Thursday, September 29, 2016

Making it "real".

Beginning writers often fall into the same traps, one of which is to describe the hell out of EVERYTHING.   What people looked like down to the smallest details, places, houses, kitchens, closets, stores, how to drive a car…you name it, I can promise it has been described to death by thousands of writers.

Writers do it because, especially when we’re just starting, we’re trying to make it real for the reader—to do that we need to make them see it, right? Every last button, lace, design on the dagger?

Ummm- no.

Good writing has a trick to it—it implies real life, it gives the illusion of real life, but it’s not real life.  Use dialogue as an example.  We may eavesdrop on folks to pick up on things, but you’d never use real conversation in a book (and if you are, stop it. Please. ).  In real conversation people are repetitive, they use fillers (um, ah, etc) they talk over each other, hop subjects, are boring, and a whole lot more.

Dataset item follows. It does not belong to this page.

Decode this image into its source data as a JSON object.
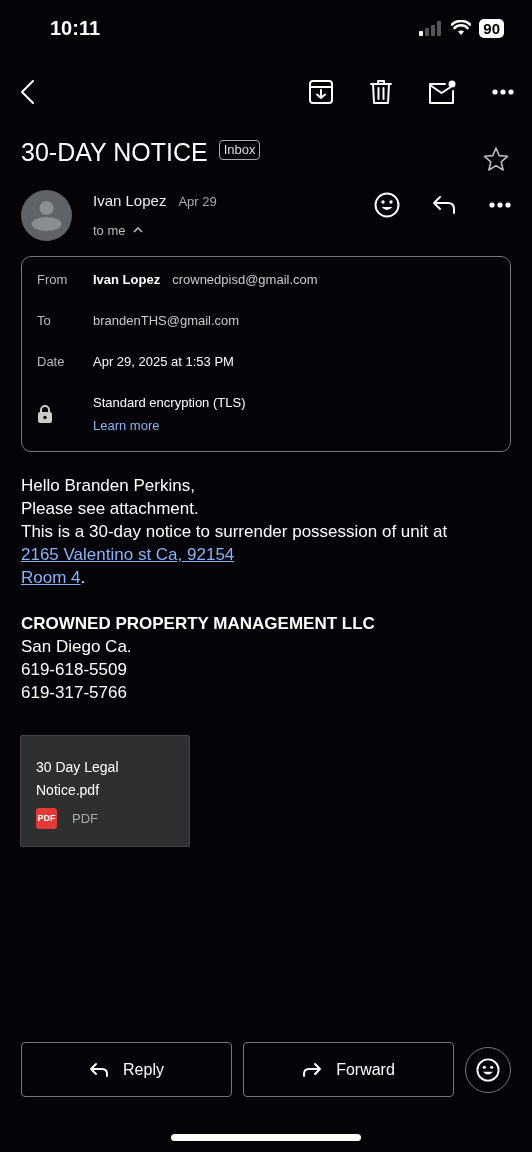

So, we don’t write like people speak-- we write what feels like how people speak.  Our dialogue needs to give the illusion of real conversation, but in a much tighter and structured form. 

The same thing with description.  A laundry list filled with tiny details might make for a happy writer in some cases, but it’s not going to make for a happy reader.  As writers we have to give an impression of our characters, their homes, their lives.  Give enough detail to anchor the reader a bit, then let the reader’s imagination do the heavy lifting- let THEM determine what everything looks like.

I had a friend ask how I pronounced one of my character’s names once.  I shrugged and told her.  She frowned and said she thought it was something else.  To which I said, “Yep, you’re right too”.  I know how my characters look, sound, move, and react.  It’s in my head all the time.  But once a reader meets them, those characters are theirs now as well.  If they build that character based on your words and their own imagination, that character becomes far more real to them than if the writer forced a list of descriptives down their throat.

Heavy lists of what things look like actually slows down the reader as they try to pull the very detailed image together.  It ruins the pacing and pulls them out of the story.  A death sentence for any book.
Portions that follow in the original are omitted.